Ubuntu
e2fsprogs package

Resizing cloud-images occasionally fails due to superblock checksum mismatch in resize2fs

Bug #2036467 reported by Krister Johansen on 2023-09-18

276

This bug affects 2 people

	Status	Importance	Assigned to
cloud-images	New	Critical	Unassigned
e2fsprogs (Ubuntu)	Status tracked in Oracular
Trusty	Won't Fix	Critical	Matthew Ruffell
Xenial	Won't Fix	Critical	Matthew Ruffell
Bionic	Won't Fix	Critical	Matthew Ruffell
Focal	In Progress	Critical	Matthew Ruffell
Jammy	In Progress	Critical	Matthew Ruffell
Lunar	Won't Fix	Critical	Matthew Ruffell
Mantic	Won't Fix	Critical	Matthew Ruffell
Noble	In Progress	Critical	Matthew Ruffell
Oracular	Fix Released	Critical	Matthew Ruffell

Bug Description

[Impact]

This is a long running bug plaguing cloud-images, where on a rare occasion resize2fs would fail and the image would not resize to fit the entire disk.

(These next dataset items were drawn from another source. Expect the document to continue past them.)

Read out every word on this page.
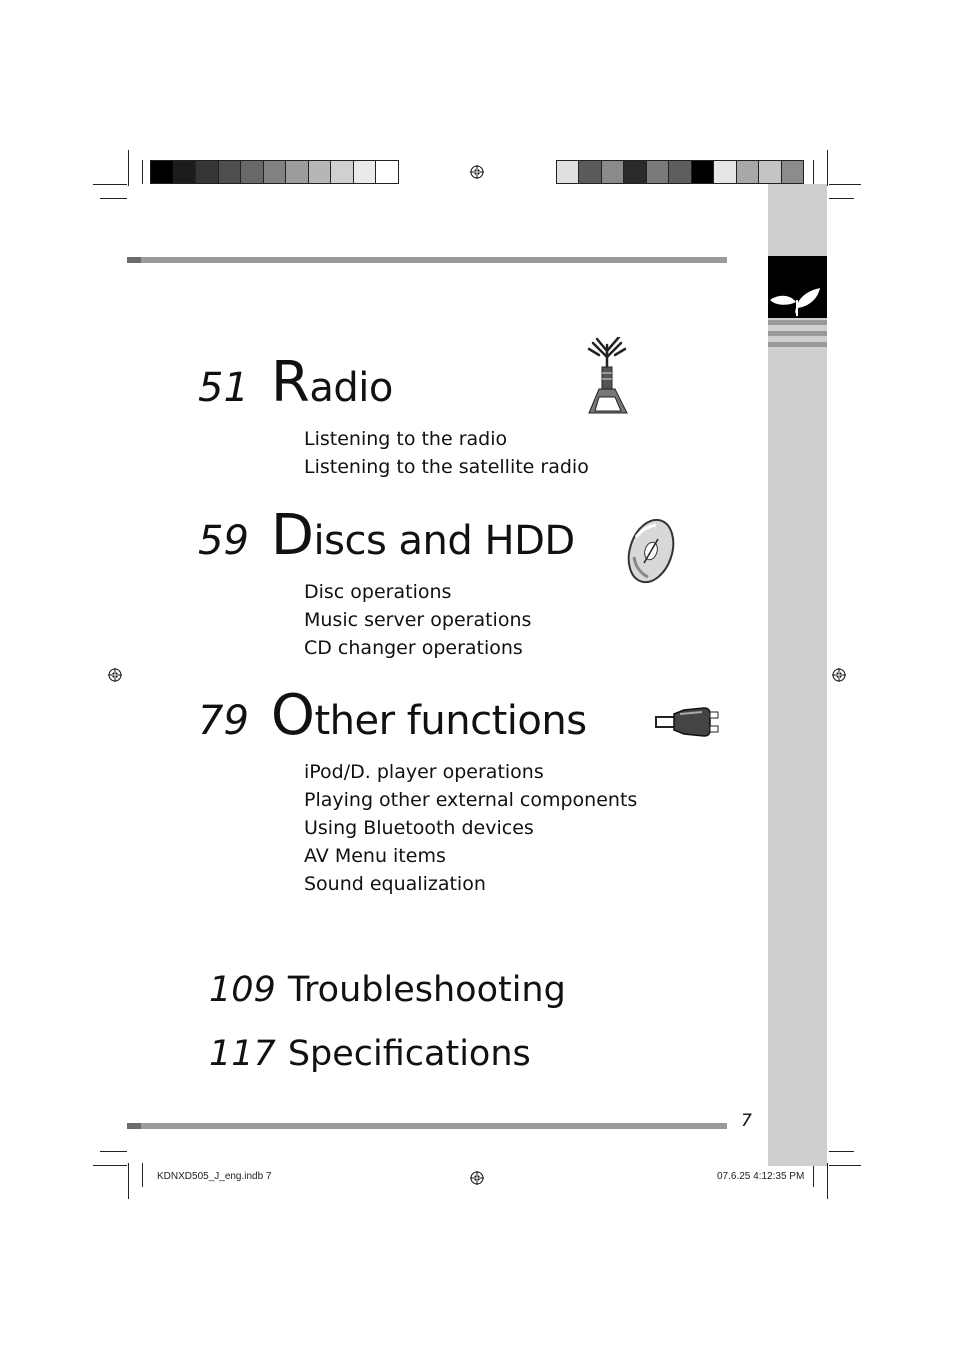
51 Radio
Listening to the radio
Listening to the satellite radio
59 Discs and HDD
Disc operations
Music server operations
CD changer operations
79 Other functions
iPod/D. player operations
Playing other external components
Using Bluetooth devices
AV Menu items
Sound equalization
109 Troubleshooting
117 Specifications
7
KDNXD505_J_eng.indb 7	07.6.25 4:12:35 PM
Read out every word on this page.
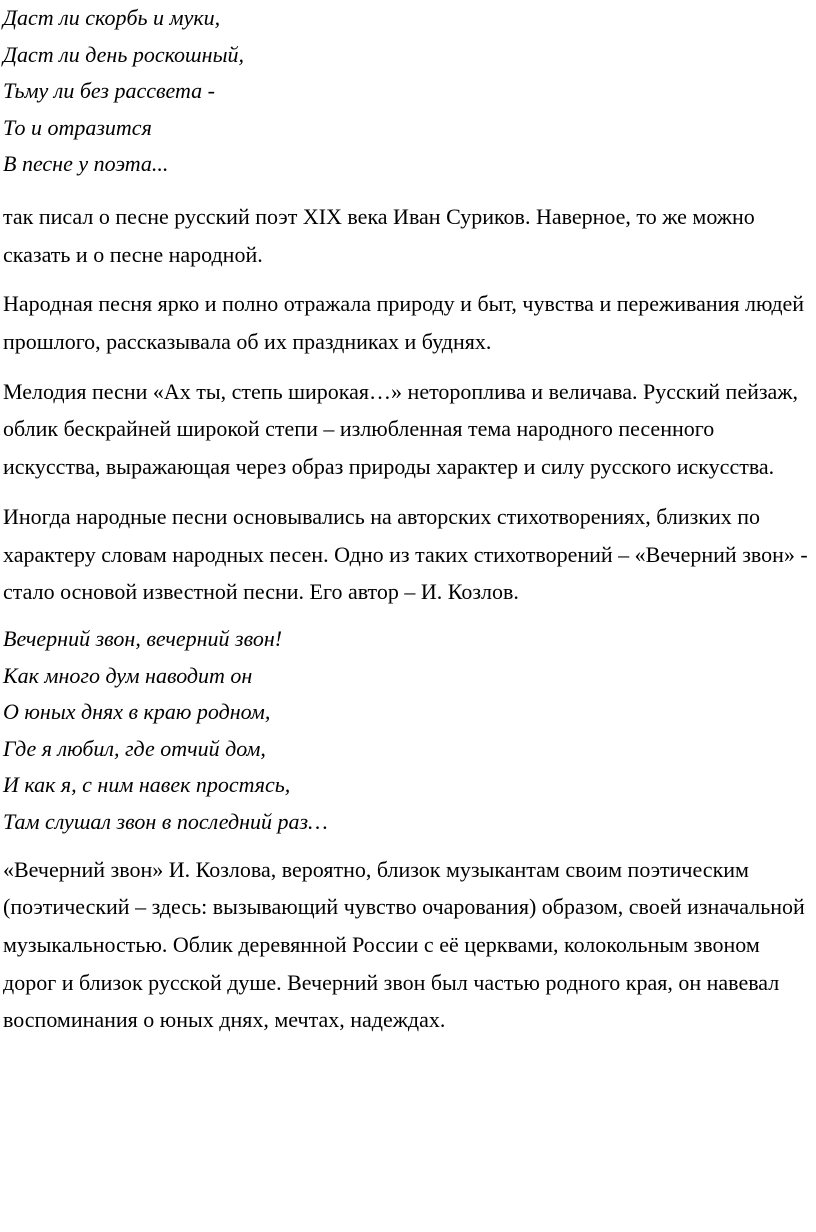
Даст ли скорбь и муки,
Даст ли день роскошный,
Тьму ли без рассвета -
То и отразится
В песне у поэта...

так писал о песне русский поэт XIX века Иван Суриков. Наверное, то же можно сказать и о песне народной.

Народная песня ярко и полно отражала природу и быт, чувства и переживания людей прошлого, рассказывала об их праздниках и буднях.

Мелодия песни «Ах ты, степь широкая…» нетороплива и величава. Русский пейзаж, облик бескрайней широкой степи – излюбленная тема народного песенного искусства, выражающая через образ природы характер и силу русского искусства.

Иногда народные песни основывались на авторских стихотворениях, близких по характеру словам народных песен. Одно из таких стихотворений – «Вечерний звон» - стало основой известной песни. Его автор – И. Козлов.

Вечерний звон, вечерний звон!
Как много дум наводит он
О юных днях в краю родном,
Где я любил, где отчий дом,
И как я, с ним навек простясь,
Там слушал звон в последний раз…

«Вечерний звон» И. Козлова, вероятно, близок музыкантам своим поэтическим (поэтический – здесь: вызывающий чувство очарования) образом, своей изначальной музыкальностью. Облик деревянной России с её церквами, колокольным звоном дорог и близок русской душе. Вечерний звон был частью родного края, он навевал воспоминания о юных днях, мечтах, надеждах.
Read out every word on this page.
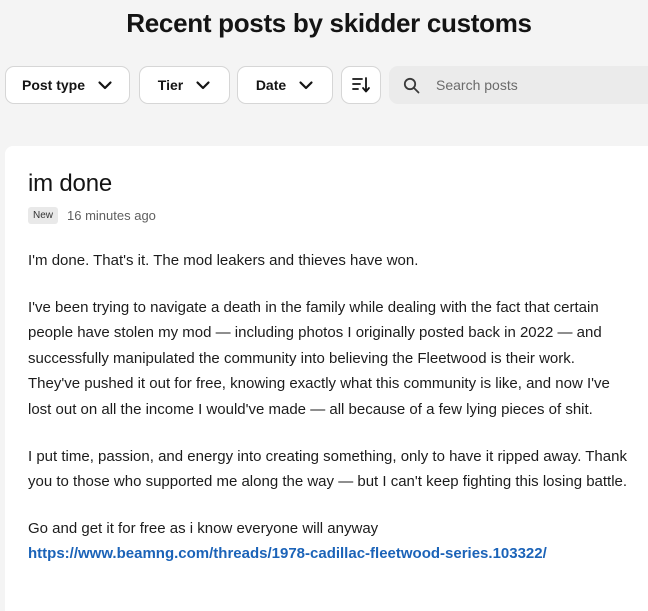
Recent posts by skidder customs
Post type	Tier	Date
Search posts
im done
New	16 minutes ago

I'm done. That's it. The mod leakers and thieves have won.

I've been trying to navigate a death in the family while dealing with the fact that certain people have stolen my mod — including photos I originally posted back in 2022 — and successfully manipulated the community into believing the Fleetwood is their work. They've pushed it out for free, knowing exactly what this community is like, and now I've lost out on all the income I would've made — all because of a few lying pieces of shit.

I put time, passion, and energy into creating something, only to have it ripped away. Thank you to those who supported me along the way — but I can't keep fighting this losing battle.

Go and get it for free as i know everyone will anyway

https://www.beamng.com/threads/1978-cadillac-fleetwood-series.103322/
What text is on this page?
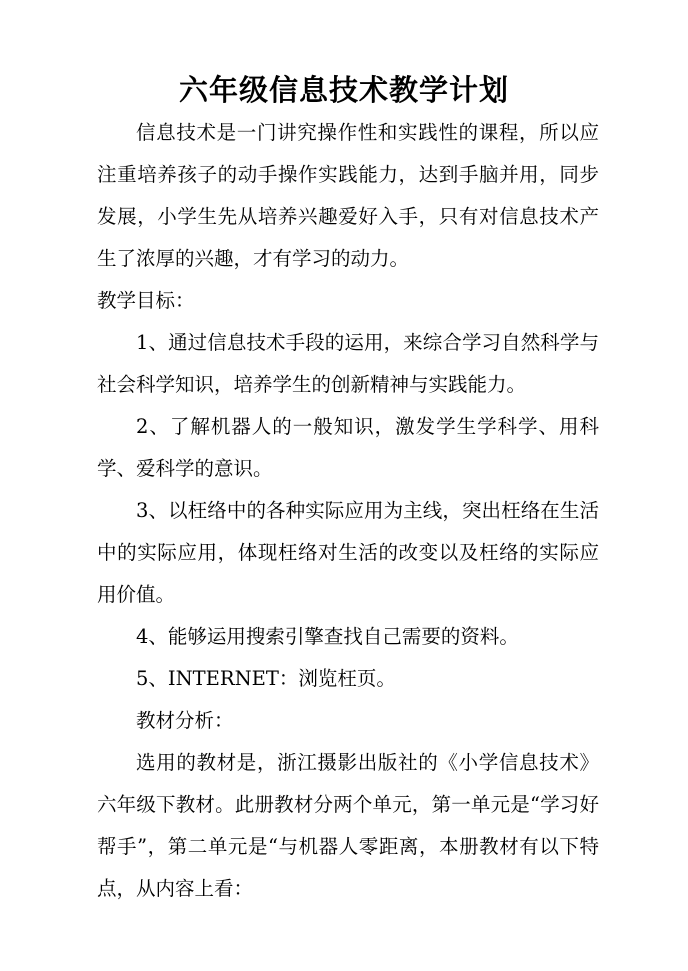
六年级信息技术教学计划

信息技术是一门讲究操作性和实践性的课程，所以应注重培养孩子的动手操作实践能力，达到手脑并用，同步发展，小学生先从培养兴趣爱好入手，只有对信息技术产生了浓厚的兴趣，才有学习的动力。

教学目标：

1、通过信息技术手段的运用，来综合学习自然科学与社会科学知识，培养学生的创新精神与实践能力。

2、了解机器人的一般知识，激发学生学科学、用科学、爱科学的意识。

3、以枉络中的各种实际应用为主线，突出枉络在生活中的实际应用，体现枉络对生活的改变以及枉络的实际应用价值。

4、能够运用搜索引擎查找自己需要的资料。

5、INTERNET：浏览枉页。

教材分析：

选用的教材是，浙江摄影出版社的《小学信息技术》六年级下教材。此册教材分两个单元，第一单元是“学习好帮手”，第二单元是“与机器人零距离，本册教材有以下特点，从内容上看：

Online resizes would fail due to a superblock checksum mismatch, where the superblock in memory differs from what is currently on disk due to changes made to the image.

$ resize2fs /dev/nvme1n1p1
resize2fs 1.47.0 (5-Feb-2023)
resize2fs: Superblock checksum does not match superblock while trying to open /dev/nvme1n1p1
Couldn't find valid filesystem superblock.

Changing the read of the superblock to Direct I/O solves the issue.

[Testcase]

Start an c5.large instance on AWS, and attach a 60gb gp3 volume for use as a scratch disk.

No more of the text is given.